- Status: Active
- Frequency: Annual
- Locations: Varied: Milan, Italy (2025); Figueira da Foz, Portugal (2026);
- Inaugurated: May 2025
- Most recent: May 30, 2026
- Next event: 2027
- Attendance: around 400 (2025) 500 to 600 (2026)
- Website: remigrationsummit.com

= Remigration Summit =

Far-right political conference in Europe

Remigration Summit is an annual far-right political conference dedicated to remigration. The first conference was held in Gallarate, near Milan in May 2025.

== History ==

=== 2025 ===
Remigration Summit 2025 was hosted in Gallarate, near Milan, Italy in May 2025 by members of the Identitarian Movement.
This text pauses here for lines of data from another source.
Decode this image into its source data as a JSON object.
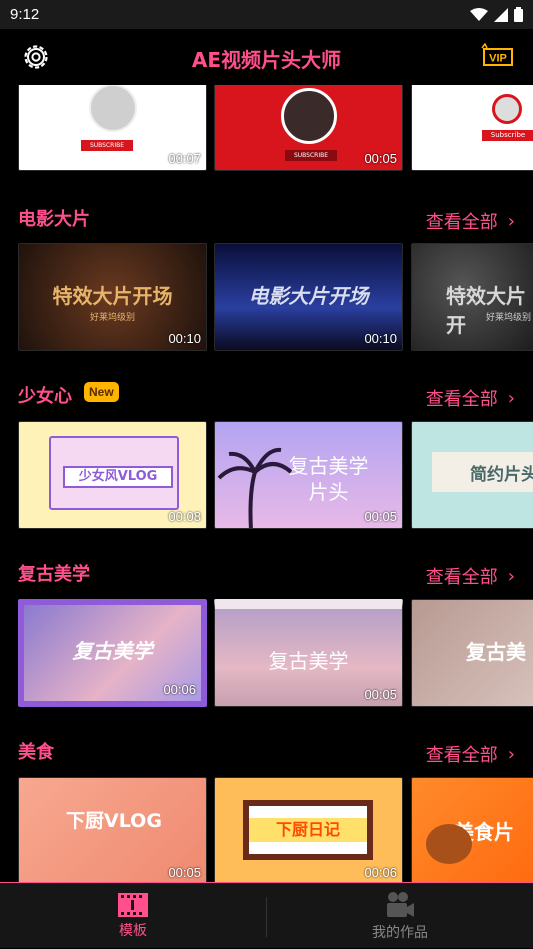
{
  "status": {
    "time": "9:12"
  },
  "header": {
    "title": "AE视频片头大师",
    "vip_label": "VIP"
  },
  "top_row": {
    "items": [
      {
        "label": "SUBSCRIBE",
        "duration": "00:07",
        "bg": "#ffffff"
      },
      {
        "label": "SUBSCRIBE",
        "duration": "00:05",
        "bg": "#d8141c"
      },
      {
        "label": "Subscribe",
        "duration": "",
        "bg": "#ffffff"
      }
    ]
  },
  "sections": [
    {
      "title": "电影大片",
      "view_all": "查看全部",
      "badge": "",
      "items": [
        {
          "caption": "特效大片开场",
          "sub": "好莱坞级别",
          "duration": "00:10",
          "bg": "#3a2418",
          "fg": "#e8b46a"
        },
        {
          "caption": "电影大片开场",
          "sub": "",
          "duration": "00:10",
          "bg": "#1c2a6a",
          "fg": "#d9ddf0"
        },
        {
          "caption": "特效大片开",
          "sub": "好莱坞级别",
          "duration": "",
          "bg": "#333333",
          "fg": "#d8d8d8"
        }
      ]
    },
    {
      "title": "少女心",
      "view_all": "查看全部",
      "badge": "New",
      "items": [
        {
          "caption": "少女风VLOG",
          "sub": "",
          "duration": "00:08",
          "bg": "#fff2b8",
          "fg": "#8f5bd8"
        },
        {
          "caption": "复古美学",
          "sub": "片头",
          "duration": "00:05",
          "bg": "#c9b6ef",
          "fg": "#ffffff"
        },
        {
          "caption": "简约片头",
          "sub": "",
          "duration": "",
          "bg": "#bfe5e2",
          "fg": "#4a6a6a"
        }
      ]
    },
    {
      "title": "复古美学",
      "view_all": "查看全部",
      "badge": "",
      "items": [
        {
          "caption": "复古美学",
          "sub": "",
          "duration": "00:06",
          "bg": "#9b8ad8",
          "fg": "#ffffff"
        },
        {
          "caption": "复古美学",
          "sub": "",
          "duration": "00:05",
          "bg": "#c9a6b8",
          "fg": "#ffffff"
        },
        {
          "caption": "复古美",
          "sub": "",
          "duration": "",
          "bg": "#c7aaa2",
          "fg": "#ffffff"
        }
      ]
    },
    {
      "title": "美食",
      "view_all": "查看全部",
      "badge": "",
      "items": [
        {
          "caption": "下厨VLOG",
          "sub": "",
          "duration": "00:05",
          "bg": "#f39a82",
          "fg": "#ffffff"
        },
        {
          "caption": "下厨日记",
          "sub": "",
          "duration": "00:06",
          "bg": "#ffbd5a",
          "fg": "#ff4a00"
        },
        {
          "caption": "美食片",
          "sub": "",
          "duration": "",
          "bg": "#ff7a1a",
          "fg": "#ffffff"
        }
      ]
    }
  ],
  "bottom_nav": {
    "items": [
      {
        "label": "模板",
        "active": true
      },
      {
        "label": "我的作品",
        "active": false
      }
    ]
  },
  "colors": {
    "accent": "#ff4f8c",
    "badge": "#ffb400",
    "background": "#000000"
  }
}
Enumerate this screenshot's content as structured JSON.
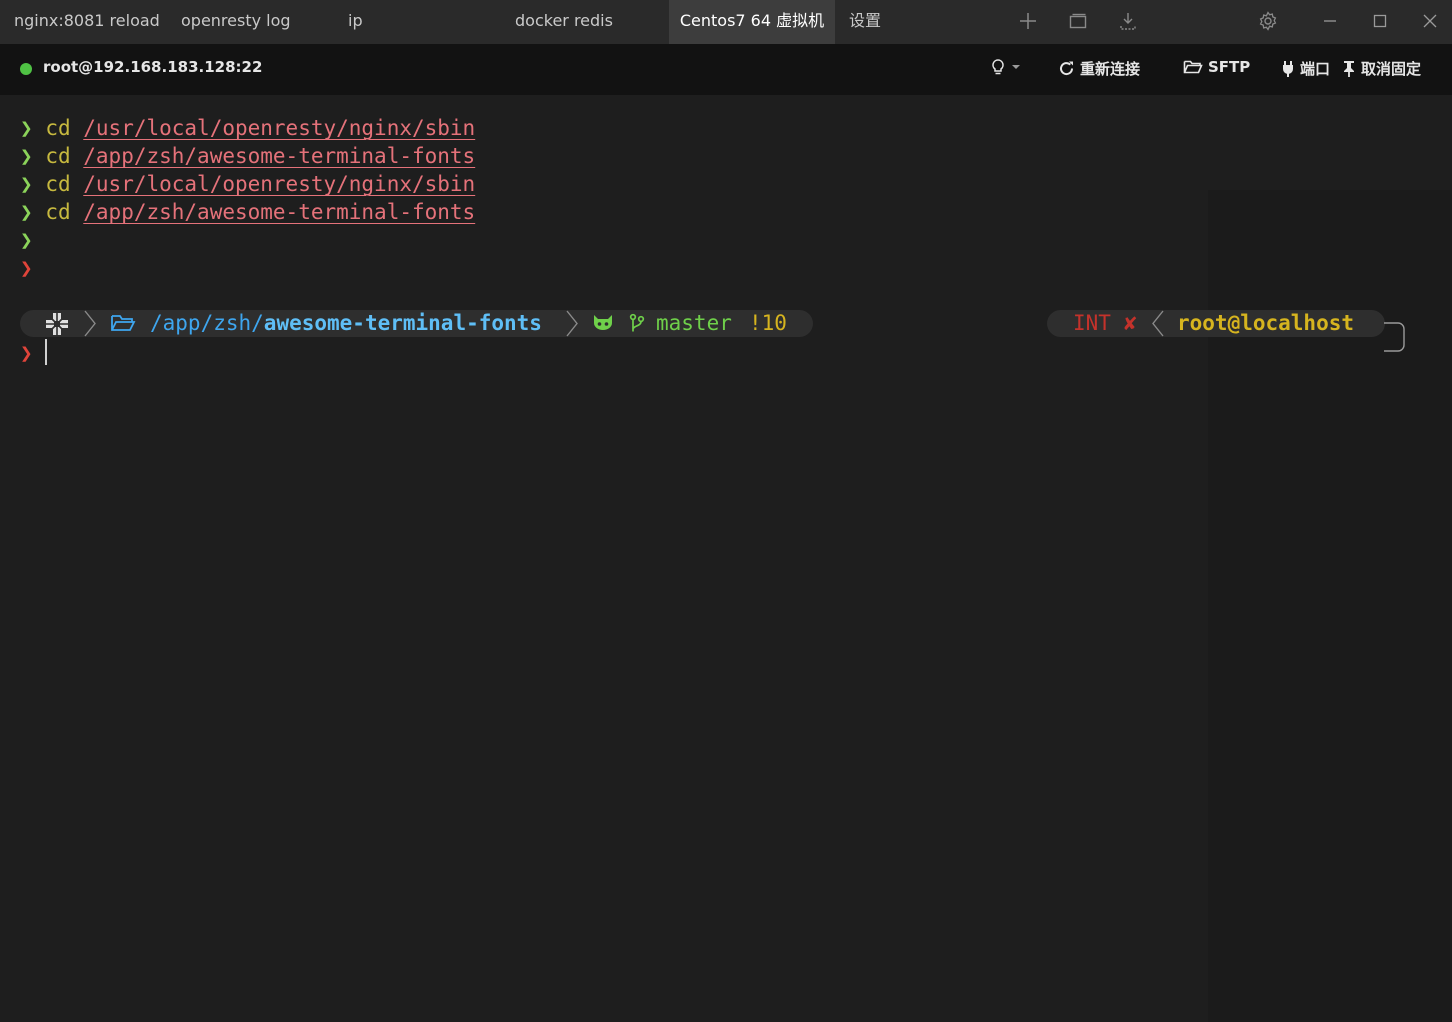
{
  "tabs": [
    {
      "label": "nginx:8081 reload",
      "active": false
    },
    {
      "label": "openresty log",
      "active": false
    },
    {
      "label": "ip",
      "active": false
    },
    {
      "label": "docker redis",
      "active": false
    },
    {
      "label": "Centos7 64 虚拟机",
      "active": true
    },
    {
      "label": "设置",
      "active": false
    }
  ],
  "toolbar": {
    "host": "root@192.168.183.128:22",
    "reconnect_label": "重新连接",
    "sftp_label": "SFTP",
    "port_label": "端口",
    "unpin_label": "取消固定"
  },
  "terminal": {
    "history": [
      {
        "cmd": "cd",
        "path": "/usr/local/openresty/nginx/sbin"
      },
      {
        "cmd": "cd",
        "path": "/app/zsh/awesome-terminal-fonts"
      },
      {
        "cmd": "cd",
        "path": "/usr/local/openresty/nginx/sbin"
      },
      {
        "cmd": "cd",
        "path": "/app/zsh/awesome-terminal-fonts"
      }
    ],
    "prompt_char": "❯",
    "prompt": {
      "path_prefix": "/app/zsh/",
      "path_dir": "awesome-terminal-fonts",
      "git_branch": "master",
      "git_status": "!10",
      "exit_status": "INT",
      "exit_mark": "✘",
      "user_host": "root@localhost"
    }
  },
  "colors": {
    "accent_green": "#8bd35a",
    "prompt_red": "#e0443a",
    "path_pink": "#e5727a",
    "command_yellow": "#c7b93f",
    "dir_blue": "#3ea6ef",
    "host_yellow": "#d6b41f"
  }
}
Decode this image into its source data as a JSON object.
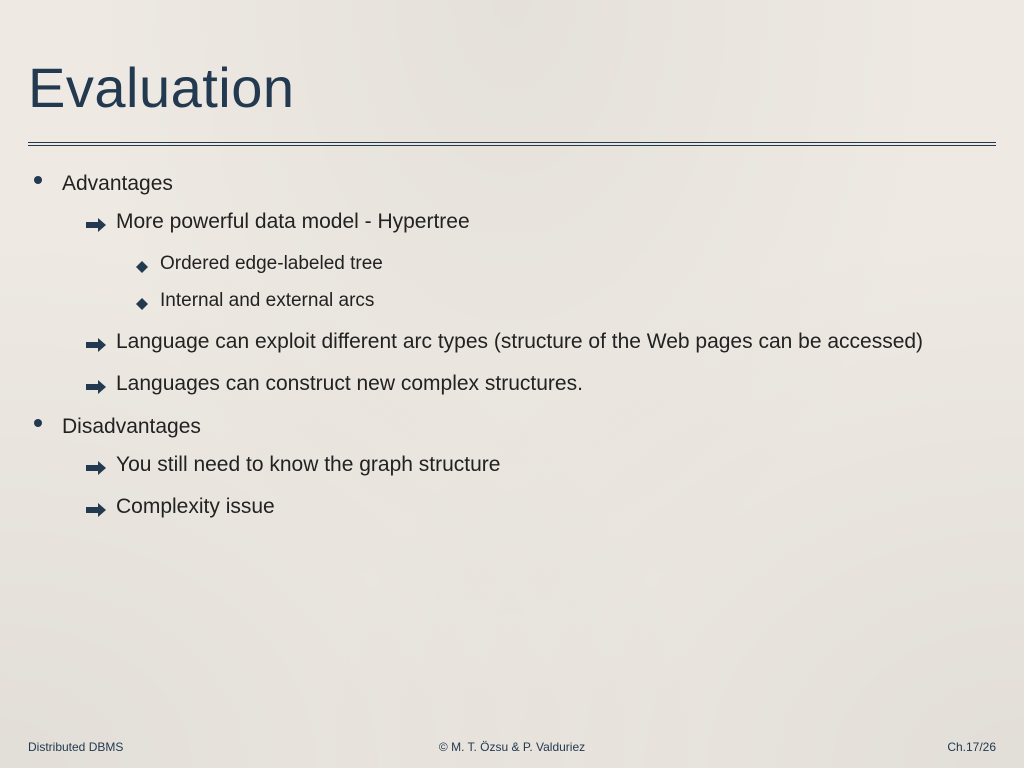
{
  "title": "Evaluation",
  "bullets": {
    "advantages": {
      "label": "Advantages",
      "items": [
        {
          "text": "More powerful data model - Hypertree",
          "sub": [
            "Ordered edge-labeled tree",
            "Internal and external arcs"
          ]
        },
        {
          "text": "Language can exploit different arc types (structure of the Web pages can be accessed)"
        },
        {
          "text": "Languages can construct new complex structures."
        }
      ]
    },
    "disadvantages": {
      "label": "Disadvantages",
      "items": [
        {
          "text": "You still need to know the graph structure"
        },
        {
          "text": "Complexity issue"
        }
      ]
    }
  },
  "footer": {
    "left": "Distributed DBMS",
    "center": "© M. T. Özsu & P. Valduriez",
    "right": "Ch.17/26"
  }
}
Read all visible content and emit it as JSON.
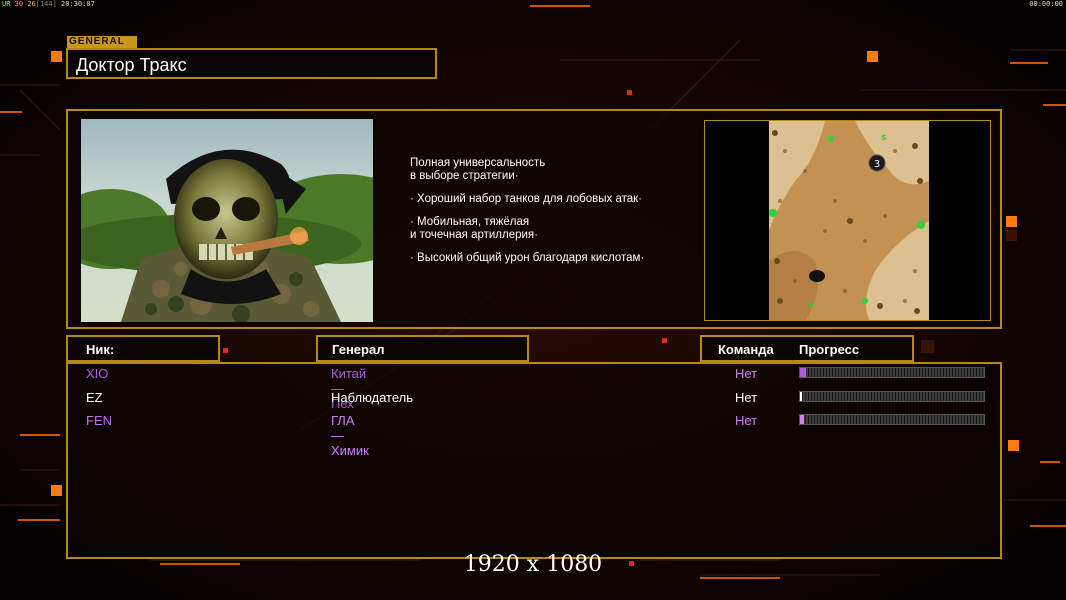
{
  "hud": {
    "left_prefix": "UR",
    "fps": "30",
    "logic": "26",
    "ping": "[144]",
    "clock": "20:30:07",
    "right_clock": "00:00:00"
  },
  "header": {
    "tag": "GENERAL",
    "general_name": "Доктор Тракс"
  },
  "description": [
    "Полная универсальность\nв выборе стратегии·",
    "· Хороший набор танков для лобовых атак·",
    "· Мобильная, тяжёлая\nи точечная артиллерия·",
    "· Высокий общий урон благодаря кислотам·"
  ],
  "minimap": {
    "player_marker": "3",
    "supply_label": "$"
  },
  "table": {
    "col_nick": "Ник:",
    "col_general": "Генерал",
    "col_team": "Команда",
    "col_progress": "Прогресс",
    "rows": [
      {
        "nick": "XIO",
        "general": "Китай — Пех",
        "team": "Нет",
        "progress": 0.03,
        "color": "#b15ce0",
        "nick_color": "#b15ce0",
        "team_color": "#d27cff"
      },
      {
        "nick": "EZ",
        "general": "Наблюдатель",
        "team": "Нет",
        "progress": 0.01,
        "color": "#ffffff",
        "nick_color": "#ffffff",
        "team_color": "#ffffff"
      },
      {
        "nick": "FEN",
        "general": "ГЛА — Химик",
        "team": "Нет",
        "progress": 0.02,
        "color": "#d27cff",
        "nick_color": "#c070f0",
        "team_color": "#d27cff"
      }
    ]
  },
  "resolution_label": "1920 x 1080",
  "colors": {
    "gold": "#b58a13",
    "accent_orange": "#ff6a00"
  }
}
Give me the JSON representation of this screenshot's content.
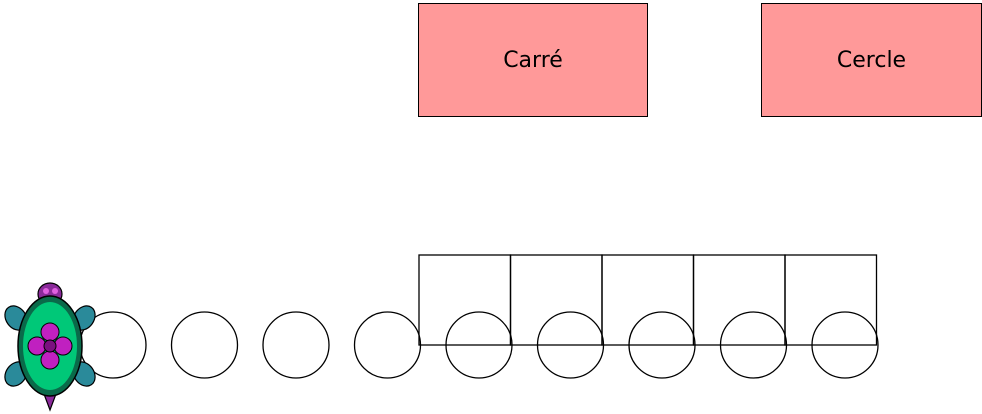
{
  "buttons": {
    "square_label": "Carré",
    "circle_label": "Cercle"
  },
  "colors": {
    "button_fill": "#ff9999",
    "stroke": "#000000",
    "turtle_shell": "#00c878",
    "turtle_shell_dark": "#0a6a4a",
    "turtle_flower": "#c020c0",
    "turtle_limbs": "#2a8a9a",
    "turtle_head": "#8a2a9a"
  },
  "icons": {
    "turtle": "turtle-icon"
  },
  "drawing": {
    "circle_count": 9,
    "square_count": 5
  }
}
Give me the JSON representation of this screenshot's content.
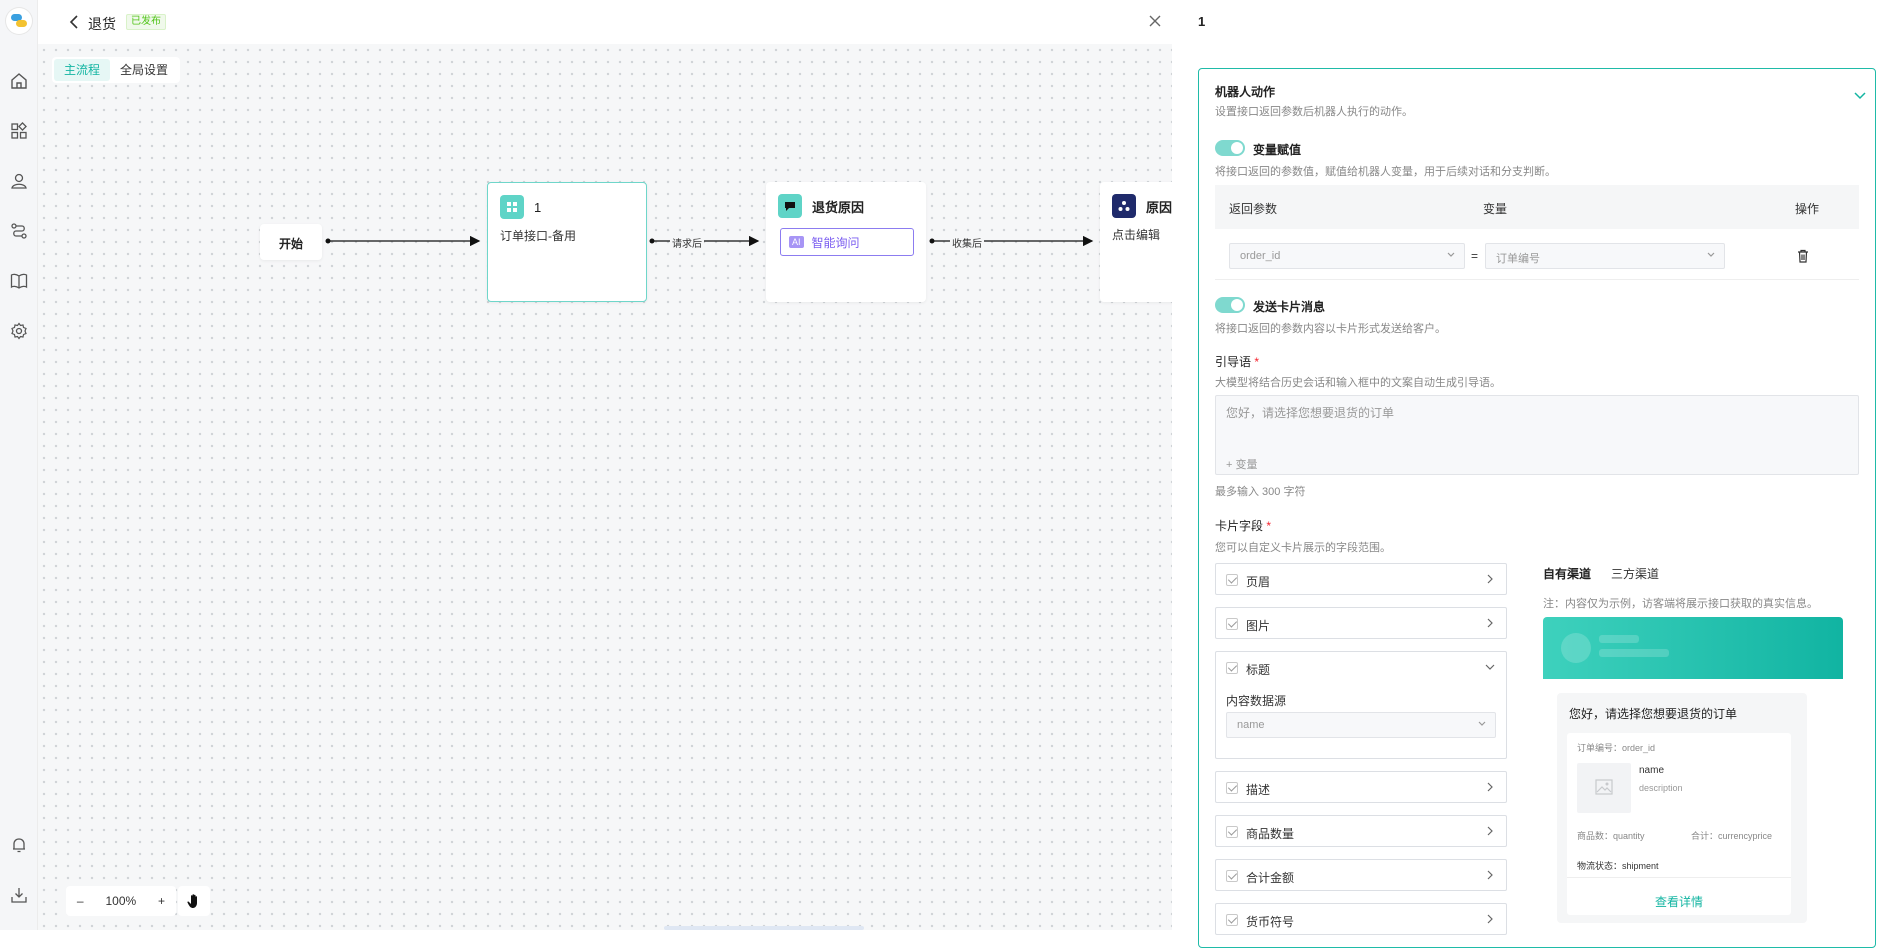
{
  "header": {
    "title": "退货",
    "status": "已发布"
  },
  "canvas": {
    "tabs": [
      {
        "label": "主流程"
      },
      {
        "label": "全局设置"
      }
    ],
    "nodes": {
      "start": {
        "label": "开始"
      },
      "api": {
        "title": "1",
        "subtitle": "订单接口-备用"
      },
      "reason": {
        "title": "退货原因",
        "ai_label": "智能询问",
        "ai_badge": "AI"
      },
      "partial": {
        "title": "原因",
        "subtitle": "点击编辑"
      }
    },
    "edges": [
      {
        "label": "请求后"
      },
      {
        "label": "收集后"
      }
    ],
    "zoom": {
      "minus": "–",
      "value": "100%",
      "plus": "+"
    }
  },
  "panel": {
    "title": "1",
    "robot_action": {
      "title": "机器人动作",
      "desc": "设置接口返回参数后机器人执行的动作。"
    },
    "var_assign": {
      "title": "变量赋值",
      "desc": "将接口返回的参数值，赋值给机器人变量，用于后续对话和分支判断。",
      "columns": [
        "返回参数",
        "变量",
        "操作"
      ],
      "row": {
        "param": "order_id",
        "equals": "=",
        "variable": "订单编号"
      }
    },
    "send_card": {
      "title": "发送卡片消息",
      "desc": "将接口返回的参数内容以卡片形式发送给客户。"
    },
    "guide": {
      "title": "引导语",
      "required": "*",
      "desc": "大模型将结合历史会话和输入框中的文案自动生成引导语。",
      "value": "您好，请选择您想要退货的订单",
      "add_var": "+ 变量",
      "limit": "最多输入 300 字符"
    },
    "card_fields": {
      "title": "卡片字段",
      "required": "*",
      "desc": "您可以自定义卡片展示的字段范围。",
      "items": [
        "页眉",
        "图片",
        "标题",
        "描述",
        "商品数量",
        "合计金额",
        "货币符号"
      ],
      "source_label": "内容数据源",
      "source_value": "name"
    },
    "preview": {
      "tabs": [
        "自有渠道",
        "三方渠道"
      ],
      "note": "注：内容仅为示例，访客端将展示接口获取的真实信息。",
      "greeting": "您好，请选择您想要退货的订单",
      "order_no": "订单编号：order_id",
      "name": "name",
      "description": "description",
      "qty": "商品数：quantity",
      "total": "合计：currencyprice",
      "shipment": "物流状态：shipment",
      "detail": "查看详情"
    }
  },
  "colors": {
    "accent": "#13b5a2",
    "ai": "#7a5cf0",
    "published": "#52c41a"
  }
}
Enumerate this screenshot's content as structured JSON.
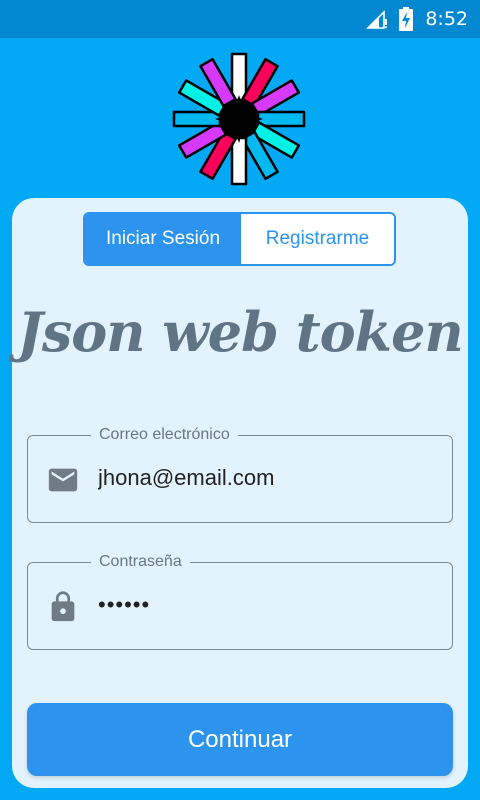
{
  "status_bar": {
    "time": "8:52",
    "icons": [
      "signal-icon",
      "battery-charging-icon"
    ]
  },
  "logo": {
    "name": "jwt-logo"
  },
  "tabs": [
    {
      "label": "Iniciar Sesión",
      "active": true
    },
    {
      "label": "Registrarme",
      "active": false
    }
  ],
  "title": "Json web token",
  "form": {
    "email": {
      "label": "Correo electrónico",
      "value": "jhona@email.com",
      "icon": "email-icon"
    },
    "password": {
      "label": "Contraseña",
      "value": "••••••",
      "icon": "lock-icon"
    }
  },
  "submit_label": "Continuar",
  "colors": {
    "background": "#03a9f4",
    "status_bar": "#0288d1",
    "card": "#e3f3fd",
    "primary": "#2c94ee",
    "title": "#5f7586"
  }
}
The summit was attended by approximately 400.

Speakers included Lega MEP Roberto Vannacci.

=== 2026 ===

==== Venue ====
Remigration Summer 2026 was held on May 30, 2026 at the Quinta da Salmanha venue in Figueira da Foz, Portugal, and was organized by Austrian far-right activist Martin Sellner. The event was attended by approximately 500 to 600, including members of far-right European political parties and activists from Canada, the United States, and Europe.

==== Speakers ====
Gregory Bovino, an American former commander-at-large of the US Border Patrol, and American white nationalist Jared Taylor attended as "VIP Guests", according to Politico Europe. In an interview ahead of the summit, Bovino referenced Erwin Rommel, Nazi Germany's lead general, as an inspirational figure. In a speech at the summit, Bovino criticized members of the Trump Administration for "watering down" its immigration strategy, including Homeland Security Secretary Markwayne Mullin and senior Trump aide Susie Wiles.

German federal police barred far-right activist Maximilian Märkl from attending the summit.

Other speakers included Daniel Tyrie, a Canadian political activist who is the founder and current chairman of the Dominion Society of Canada.